# Pipelines
Pipeline of transforms with a final estimator.

Sequentially apply a list of transforms and a final estimator. Intermediate steps of the pipeline must be ‘transforms’, that is, they must implement fit and transform methods. The final estimator only needs to implement fit. 

**Chains together multiple steps: output of each step is used as input to the next step.**

**Makes it easy to apply the same preprocessing to train and test!**

## Construction

In [1]:
from sklearn.pipeline import Pipeline
from sklearn.svm import SVC
from sklearn.decomposition import PCA
estimators = [('reduce_dim', PCA()), ('clf', SVC())]
pipe = Pipeline(estimators)
pipe

Pipeline(steps=[('reduce_dim', PCA()), ('clf', SVC())])

## Accessing steps

In [7]:
# The estimators of a pipeline are stored as a list in the steps attribute, but can be accessed by index or name 
# by indexing (with [idx]) the Pipeline

print(pipe.steps[0])
print(pipe[0])
print(pipe['reduce_dim'])

('reduce_dim', PCA())
PCA()
PCA()


In [5]:
# Pipeline’s named_steps attribute allows accessing steps by name with tab completion in interactive environments:
pipe.named_steps.reduce_dim is pipe['reduce_dim']

True

In [6]:
# A sub-pipeline can also be extracted using the slicing notation commonly used for Python Sequences such as lists.
#(although only a step of 1 is permitted).
print(pipe[:1])
print(pipe[-1:])

Pipeline(steps=[('reduce_dim', PCA())])
Pipeline(steps=[('clf', SVC())])


## Nested parameters
### Parameters of the estimators in the pipeline can be accessed using the "estimator__parameter" syntax

In [8]:
pipe.set_params(clf__C=10)

Pipeline(steps=[('reduce_dim', PCA()), ('clf', SVC(C=10))])
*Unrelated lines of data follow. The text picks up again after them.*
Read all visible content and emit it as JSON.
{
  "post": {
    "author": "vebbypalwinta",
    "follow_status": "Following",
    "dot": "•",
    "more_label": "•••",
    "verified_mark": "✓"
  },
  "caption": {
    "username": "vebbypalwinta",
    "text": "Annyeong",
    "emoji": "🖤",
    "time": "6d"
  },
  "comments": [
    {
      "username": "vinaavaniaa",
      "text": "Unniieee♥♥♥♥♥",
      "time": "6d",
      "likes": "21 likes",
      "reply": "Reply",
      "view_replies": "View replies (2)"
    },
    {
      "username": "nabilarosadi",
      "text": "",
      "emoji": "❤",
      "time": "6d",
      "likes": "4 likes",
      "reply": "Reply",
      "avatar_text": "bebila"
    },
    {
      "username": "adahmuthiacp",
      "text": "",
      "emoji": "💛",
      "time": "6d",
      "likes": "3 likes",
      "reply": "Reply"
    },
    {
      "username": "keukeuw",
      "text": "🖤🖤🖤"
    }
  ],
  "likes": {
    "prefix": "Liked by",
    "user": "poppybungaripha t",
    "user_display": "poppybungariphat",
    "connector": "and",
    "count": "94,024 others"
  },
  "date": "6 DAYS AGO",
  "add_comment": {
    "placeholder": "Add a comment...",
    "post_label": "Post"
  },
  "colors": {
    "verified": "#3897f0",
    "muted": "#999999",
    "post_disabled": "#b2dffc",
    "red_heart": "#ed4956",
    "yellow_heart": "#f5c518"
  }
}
## Can also be implemented in CV
**The purpose of the pipeline is to assemble several steps that can be cross-validated together while setting different parameters.**<br>
**It enables setting parameters of the various steps using their names and the parameter name separated by a ‘__’, as in the example below.**

In [9]:
from sklearn.model_selection import GridSearchCV
param_grid = dict(reduce_dim__n_components=[2, 5, 10],
                  clf__C=[0.1, 10, 100])
grid_search = GridSearchCV(pipe, param_grid=param_grid)